Jackie Scully | 04 February 2016

A hand wearing a World Cancer Day Unity Band

Jackie Scully tells us why she's proud to be wearing a pink Unity Band this World Cancer Day.

When I look at my Unity Band, I don’t just think about the four amazing charities uniting to help those affected by cancer. I also think about all the fantastic people who worked together to save my life – when cancer had other ideas.

A day I won’t forget

17 January 2014 is a date I’ll never forget. It was the day I walked into the hospital on my own with a copy of Bridget Jones’s Diary, and walked out with a diagnosis of breast cancer.

It was also the day I discovered Breast Cancer Care.

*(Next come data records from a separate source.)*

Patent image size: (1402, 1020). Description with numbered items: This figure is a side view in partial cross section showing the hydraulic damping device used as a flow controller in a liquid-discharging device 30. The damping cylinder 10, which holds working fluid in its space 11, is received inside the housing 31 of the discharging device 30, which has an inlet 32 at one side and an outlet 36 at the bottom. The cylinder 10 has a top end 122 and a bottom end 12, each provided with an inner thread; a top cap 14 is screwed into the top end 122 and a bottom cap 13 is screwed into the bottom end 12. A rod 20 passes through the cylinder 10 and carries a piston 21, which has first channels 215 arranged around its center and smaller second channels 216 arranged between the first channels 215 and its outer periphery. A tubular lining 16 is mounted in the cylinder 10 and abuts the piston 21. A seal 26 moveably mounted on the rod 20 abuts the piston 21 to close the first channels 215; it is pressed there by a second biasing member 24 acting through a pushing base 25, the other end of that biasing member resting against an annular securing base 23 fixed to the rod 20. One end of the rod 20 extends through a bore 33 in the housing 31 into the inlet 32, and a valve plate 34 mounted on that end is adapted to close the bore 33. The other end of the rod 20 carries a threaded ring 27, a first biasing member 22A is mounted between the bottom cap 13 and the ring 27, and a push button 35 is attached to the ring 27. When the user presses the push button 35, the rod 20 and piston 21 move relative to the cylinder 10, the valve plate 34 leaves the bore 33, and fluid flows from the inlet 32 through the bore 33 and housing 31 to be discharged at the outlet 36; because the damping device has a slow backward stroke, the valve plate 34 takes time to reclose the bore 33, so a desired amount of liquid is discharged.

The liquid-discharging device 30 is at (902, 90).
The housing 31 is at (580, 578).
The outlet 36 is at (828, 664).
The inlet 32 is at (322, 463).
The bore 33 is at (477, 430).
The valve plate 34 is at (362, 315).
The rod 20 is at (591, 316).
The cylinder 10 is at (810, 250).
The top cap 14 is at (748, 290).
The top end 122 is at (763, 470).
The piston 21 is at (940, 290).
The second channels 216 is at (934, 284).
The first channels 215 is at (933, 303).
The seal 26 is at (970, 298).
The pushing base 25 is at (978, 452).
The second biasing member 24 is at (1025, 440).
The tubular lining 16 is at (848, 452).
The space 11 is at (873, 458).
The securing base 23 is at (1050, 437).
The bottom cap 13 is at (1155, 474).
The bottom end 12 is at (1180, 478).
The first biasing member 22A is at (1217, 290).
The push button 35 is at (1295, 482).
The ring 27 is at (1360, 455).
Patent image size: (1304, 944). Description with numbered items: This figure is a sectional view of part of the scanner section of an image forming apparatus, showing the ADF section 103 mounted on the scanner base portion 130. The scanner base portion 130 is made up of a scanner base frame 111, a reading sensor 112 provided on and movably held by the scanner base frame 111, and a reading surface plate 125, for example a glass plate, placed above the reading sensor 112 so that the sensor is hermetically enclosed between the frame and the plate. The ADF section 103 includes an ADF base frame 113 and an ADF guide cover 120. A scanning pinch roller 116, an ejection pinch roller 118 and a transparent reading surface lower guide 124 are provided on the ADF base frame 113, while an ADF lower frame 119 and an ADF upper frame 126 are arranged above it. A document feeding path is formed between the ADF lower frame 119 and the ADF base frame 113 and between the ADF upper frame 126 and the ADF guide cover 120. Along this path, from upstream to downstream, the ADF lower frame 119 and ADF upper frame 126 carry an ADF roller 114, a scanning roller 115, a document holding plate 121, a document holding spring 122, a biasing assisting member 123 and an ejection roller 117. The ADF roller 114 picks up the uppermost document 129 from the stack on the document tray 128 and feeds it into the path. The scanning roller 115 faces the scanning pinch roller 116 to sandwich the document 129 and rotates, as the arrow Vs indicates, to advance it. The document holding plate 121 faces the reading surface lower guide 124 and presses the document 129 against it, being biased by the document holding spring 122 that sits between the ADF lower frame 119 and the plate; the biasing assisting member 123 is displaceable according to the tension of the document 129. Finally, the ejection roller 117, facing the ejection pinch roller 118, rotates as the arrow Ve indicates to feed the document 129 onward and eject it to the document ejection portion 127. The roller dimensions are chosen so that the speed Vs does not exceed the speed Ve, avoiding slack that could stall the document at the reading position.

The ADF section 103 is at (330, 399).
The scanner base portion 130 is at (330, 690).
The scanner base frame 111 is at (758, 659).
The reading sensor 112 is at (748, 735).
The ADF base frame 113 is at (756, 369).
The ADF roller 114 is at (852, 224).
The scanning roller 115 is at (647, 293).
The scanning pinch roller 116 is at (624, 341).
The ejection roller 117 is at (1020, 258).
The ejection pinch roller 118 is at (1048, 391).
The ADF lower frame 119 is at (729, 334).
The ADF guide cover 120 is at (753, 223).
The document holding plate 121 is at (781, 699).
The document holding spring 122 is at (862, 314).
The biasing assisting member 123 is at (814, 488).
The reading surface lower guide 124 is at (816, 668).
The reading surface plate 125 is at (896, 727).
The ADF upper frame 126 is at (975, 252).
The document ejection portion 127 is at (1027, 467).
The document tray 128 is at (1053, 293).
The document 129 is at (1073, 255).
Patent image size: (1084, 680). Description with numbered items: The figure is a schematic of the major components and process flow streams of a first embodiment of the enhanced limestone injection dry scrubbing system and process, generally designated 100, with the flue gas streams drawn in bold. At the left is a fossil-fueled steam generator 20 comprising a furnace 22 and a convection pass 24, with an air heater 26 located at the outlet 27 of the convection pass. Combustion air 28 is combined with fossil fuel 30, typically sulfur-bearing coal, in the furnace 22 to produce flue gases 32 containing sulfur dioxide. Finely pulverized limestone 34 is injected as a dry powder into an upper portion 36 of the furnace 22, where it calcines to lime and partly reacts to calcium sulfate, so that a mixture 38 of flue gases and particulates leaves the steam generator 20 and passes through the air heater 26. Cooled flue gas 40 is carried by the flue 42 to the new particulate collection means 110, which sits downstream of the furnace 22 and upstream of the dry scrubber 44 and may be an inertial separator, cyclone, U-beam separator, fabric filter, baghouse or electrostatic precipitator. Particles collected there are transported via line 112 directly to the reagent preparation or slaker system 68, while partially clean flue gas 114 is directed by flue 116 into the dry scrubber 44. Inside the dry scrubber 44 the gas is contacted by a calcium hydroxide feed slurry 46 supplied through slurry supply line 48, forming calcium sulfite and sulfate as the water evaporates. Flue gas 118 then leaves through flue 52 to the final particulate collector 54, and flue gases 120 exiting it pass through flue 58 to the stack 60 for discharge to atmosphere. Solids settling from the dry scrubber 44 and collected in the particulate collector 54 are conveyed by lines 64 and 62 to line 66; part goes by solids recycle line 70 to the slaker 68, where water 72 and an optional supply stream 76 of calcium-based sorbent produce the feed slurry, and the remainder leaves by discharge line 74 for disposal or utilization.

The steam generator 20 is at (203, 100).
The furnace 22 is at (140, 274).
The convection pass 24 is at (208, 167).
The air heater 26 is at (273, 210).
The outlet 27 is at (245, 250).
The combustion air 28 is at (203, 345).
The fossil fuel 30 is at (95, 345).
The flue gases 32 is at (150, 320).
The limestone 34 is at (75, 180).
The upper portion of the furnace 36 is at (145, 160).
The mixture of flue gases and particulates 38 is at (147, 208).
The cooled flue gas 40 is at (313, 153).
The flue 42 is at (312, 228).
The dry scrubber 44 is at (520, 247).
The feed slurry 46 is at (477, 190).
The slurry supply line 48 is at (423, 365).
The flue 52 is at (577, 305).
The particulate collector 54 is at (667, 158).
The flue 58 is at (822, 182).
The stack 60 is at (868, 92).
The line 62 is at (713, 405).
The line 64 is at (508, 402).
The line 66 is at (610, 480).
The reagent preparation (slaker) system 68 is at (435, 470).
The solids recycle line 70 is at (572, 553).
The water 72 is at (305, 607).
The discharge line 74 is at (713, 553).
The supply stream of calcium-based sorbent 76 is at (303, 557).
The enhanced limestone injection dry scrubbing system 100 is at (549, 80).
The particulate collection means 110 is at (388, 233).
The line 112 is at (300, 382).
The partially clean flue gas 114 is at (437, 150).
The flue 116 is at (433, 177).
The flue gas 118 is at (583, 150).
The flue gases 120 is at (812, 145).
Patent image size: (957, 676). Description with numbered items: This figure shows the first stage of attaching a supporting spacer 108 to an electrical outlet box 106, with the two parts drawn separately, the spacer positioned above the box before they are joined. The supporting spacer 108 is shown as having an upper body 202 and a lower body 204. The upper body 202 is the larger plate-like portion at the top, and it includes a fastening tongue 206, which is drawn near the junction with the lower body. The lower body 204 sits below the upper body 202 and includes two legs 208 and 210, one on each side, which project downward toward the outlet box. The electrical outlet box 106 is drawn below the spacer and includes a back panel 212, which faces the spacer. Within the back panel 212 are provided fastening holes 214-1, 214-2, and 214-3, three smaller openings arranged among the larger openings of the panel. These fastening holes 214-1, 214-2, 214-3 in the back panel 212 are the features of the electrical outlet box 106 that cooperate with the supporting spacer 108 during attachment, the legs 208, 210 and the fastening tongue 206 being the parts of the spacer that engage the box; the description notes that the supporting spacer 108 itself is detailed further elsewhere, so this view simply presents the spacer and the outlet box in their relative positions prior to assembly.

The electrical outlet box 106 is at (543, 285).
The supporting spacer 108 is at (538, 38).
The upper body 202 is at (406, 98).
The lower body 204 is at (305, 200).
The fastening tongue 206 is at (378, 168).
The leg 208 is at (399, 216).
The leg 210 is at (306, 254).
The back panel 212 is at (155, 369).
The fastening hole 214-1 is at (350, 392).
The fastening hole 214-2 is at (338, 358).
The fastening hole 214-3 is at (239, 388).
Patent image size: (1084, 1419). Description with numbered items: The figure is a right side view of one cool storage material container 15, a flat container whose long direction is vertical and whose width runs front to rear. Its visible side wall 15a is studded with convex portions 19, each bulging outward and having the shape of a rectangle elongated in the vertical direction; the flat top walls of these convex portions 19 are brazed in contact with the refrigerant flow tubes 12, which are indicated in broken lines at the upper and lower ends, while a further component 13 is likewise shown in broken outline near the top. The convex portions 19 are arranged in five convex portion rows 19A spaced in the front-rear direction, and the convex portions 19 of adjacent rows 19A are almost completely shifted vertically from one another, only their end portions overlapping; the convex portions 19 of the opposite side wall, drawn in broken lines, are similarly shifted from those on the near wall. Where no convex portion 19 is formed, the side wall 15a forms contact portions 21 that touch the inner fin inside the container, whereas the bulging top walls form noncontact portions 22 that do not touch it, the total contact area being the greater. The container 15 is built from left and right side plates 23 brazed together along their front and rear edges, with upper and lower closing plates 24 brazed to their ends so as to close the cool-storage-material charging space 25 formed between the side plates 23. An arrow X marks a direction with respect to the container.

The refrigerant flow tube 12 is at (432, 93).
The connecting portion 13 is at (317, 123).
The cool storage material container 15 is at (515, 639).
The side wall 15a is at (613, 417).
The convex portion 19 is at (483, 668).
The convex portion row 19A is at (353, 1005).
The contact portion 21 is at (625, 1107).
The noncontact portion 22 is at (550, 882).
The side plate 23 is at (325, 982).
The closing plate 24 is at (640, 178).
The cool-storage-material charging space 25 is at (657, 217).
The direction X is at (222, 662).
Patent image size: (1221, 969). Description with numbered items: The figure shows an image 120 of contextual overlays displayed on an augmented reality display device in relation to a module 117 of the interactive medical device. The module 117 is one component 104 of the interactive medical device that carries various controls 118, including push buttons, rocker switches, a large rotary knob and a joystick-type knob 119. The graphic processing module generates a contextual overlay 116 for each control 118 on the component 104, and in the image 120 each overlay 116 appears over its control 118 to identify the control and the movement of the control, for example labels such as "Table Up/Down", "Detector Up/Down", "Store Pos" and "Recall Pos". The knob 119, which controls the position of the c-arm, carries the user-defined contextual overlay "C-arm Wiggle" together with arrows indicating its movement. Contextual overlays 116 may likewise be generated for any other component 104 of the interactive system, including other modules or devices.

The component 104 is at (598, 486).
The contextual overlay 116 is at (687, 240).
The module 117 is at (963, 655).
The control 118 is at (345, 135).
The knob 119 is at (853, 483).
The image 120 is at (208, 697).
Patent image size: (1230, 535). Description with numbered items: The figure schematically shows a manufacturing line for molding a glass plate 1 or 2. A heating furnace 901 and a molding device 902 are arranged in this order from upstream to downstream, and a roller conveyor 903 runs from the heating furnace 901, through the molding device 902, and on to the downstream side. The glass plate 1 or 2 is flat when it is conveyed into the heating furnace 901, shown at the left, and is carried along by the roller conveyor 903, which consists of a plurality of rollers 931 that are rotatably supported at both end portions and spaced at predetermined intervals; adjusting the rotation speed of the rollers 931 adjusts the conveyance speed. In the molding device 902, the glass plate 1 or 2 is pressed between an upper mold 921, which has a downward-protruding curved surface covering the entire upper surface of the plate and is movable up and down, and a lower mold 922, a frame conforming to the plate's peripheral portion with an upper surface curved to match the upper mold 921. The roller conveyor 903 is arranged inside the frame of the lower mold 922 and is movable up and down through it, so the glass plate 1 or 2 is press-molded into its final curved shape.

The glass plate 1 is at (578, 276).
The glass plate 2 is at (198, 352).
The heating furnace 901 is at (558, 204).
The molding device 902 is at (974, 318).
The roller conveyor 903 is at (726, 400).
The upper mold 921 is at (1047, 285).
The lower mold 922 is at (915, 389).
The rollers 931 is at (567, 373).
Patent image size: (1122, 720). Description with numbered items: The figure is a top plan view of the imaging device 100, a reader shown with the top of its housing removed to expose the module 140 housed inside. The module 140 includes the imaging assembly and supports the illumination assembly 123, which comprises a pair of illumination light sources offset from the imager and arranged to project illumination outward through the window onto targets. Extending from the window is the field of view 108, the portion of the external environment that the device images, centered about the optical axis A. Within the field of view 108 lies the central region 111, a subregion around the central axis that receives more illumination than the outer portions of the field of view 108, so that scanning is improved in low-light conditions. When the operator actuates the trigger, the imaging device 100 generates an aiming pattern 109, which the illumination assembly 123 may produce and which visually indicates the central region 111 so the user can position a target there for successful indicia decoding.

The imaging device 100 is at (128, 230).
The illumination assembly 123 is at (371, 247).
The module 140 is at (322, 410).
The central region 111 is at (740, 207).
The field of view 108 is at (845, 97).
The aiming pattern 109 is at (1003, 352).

When you're on your own in the breast clinic, and the lack of mobile reception prevents you from reaching friends and family, it's hard to find comfort in a box of tissues and a vending machine cup of tea.

That's why I’ll always be grateful to this wonderful charity for their booklets and supportive information, which gave me the strength to pick myself up off the floor that day.

They were there for me from day one and, two years on, they’re still a huge part of my life. I’m grateful for not just that day, but the way they have helped me greet every day with a smile.

Support from day one

When I think back over the last two years, I don't think about the day I lost a boob and gained a surgically flattened stomach. I don't think about the nights when we would sleep with a washing-up bowl by the bed after chemo or the strange radiotherapy tattoos.

When I think back, I remember the amazing Breast Cancer Care website and how it helped me navigate a sea of treatment decisions and strange acronyms.

I remember the kind emails from Someone Like Me volunteer Karen, a lady with a similar story and a similar understanding of the journey I was about to face.

I remember my hilarious HeadStrong appointment, where I met Breast Cancer Care’s answer to Trinny and Susannah and discovered that I didn't need a wig of my old hairstyle to feel like me.

I remember the Younger Women Together event, where I could talk openly with young women just like me about losing my nose hair, not being able to wee in a straight line and the fact that hot flushes are so much worse than you could ever possibly imagine.

I remember that it was Breast Cancer Care that helped me live my life when cancer was busy trying to take it away. Not only did they teach me to embrace my bald head and love my scars, but they also showed me that it's OK to not be OK.

Making every day count

They were also the reason I woke up just weeks after diagnosis and decided I wouldn't count the days until the end of active treatment, but I’d make every day count.

When I was in hospital a nurse asked: 'What would you want your gravestone to say?' It's the most sobering thing anyone has ever said to me and it’s a thought that motivates me every day.

Breast Cancer Care gave me my life back – and packed it with meaning in the process. I also dusted off my trainers and ran my first 10k while on chemotherapy because of them.

And it's because of Breast Cancer Care that I will be running the London Marathon this April. Before cancer, I thought running up the road was impossible. Breast Cancer Care gave me the confidence to believe I could fight the cancer in front of me and the negative thoughts in my head that were holding me back in life.

Marathon training day

Jackie (middle) and the Breast Cancer Care Events team, London Marathon training day 2016 

While this is a journey I would never have wanted to start, I feel blessed to have met so many special people along the way, including the team at this brilliant charity.

Thank you Breast Cancer Care for all you have done not just for me, but for thousands of people just like me.

That’s why this little band on my wrist means more to me than I could ever possibly explain.